Pour commencer, préparez le système FPLC pour la purification. Rincez abondamment le chemin d’écoulement du liquide avec de l’eau ultrapure stérile en utilisant des instructions manuelles ou une méthode personnalisée. Connectez une colonne d’héparine pré-emballée d’un millilitre.
Réglez l’alarme de pression. Et laver avec cinq volumes de colonne d’eau ultrapure à un débit d’un millilitre par minute. Ensuite, changez les solutions pour les pompes du système afin de préparer l’application de l’échantillon.

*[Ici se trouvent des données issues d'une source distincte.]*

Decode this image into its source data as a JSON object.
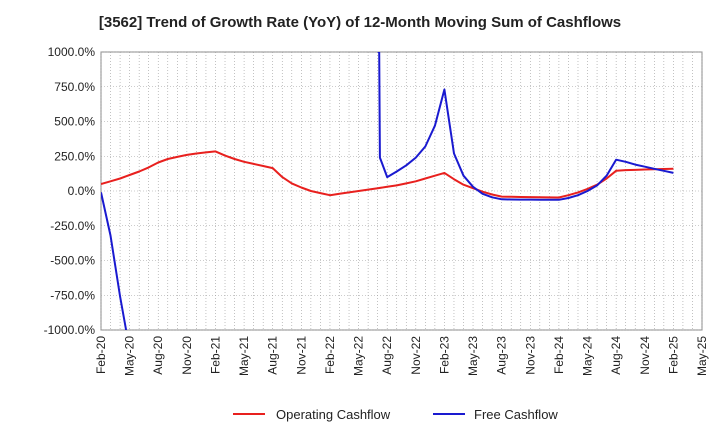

Lavez la pompe du système B avec le tampon B et remplissez le reste du chemin d’écoulement du liquide avec le tampon A.Insérez le tube d’échantillonnage de la pompe d’échantillonnage dans la préparation virale. Vous pouvez également utiliser une super boucle pour l’échantillon. Insérez le tube de sortie dans un nouveau récipient.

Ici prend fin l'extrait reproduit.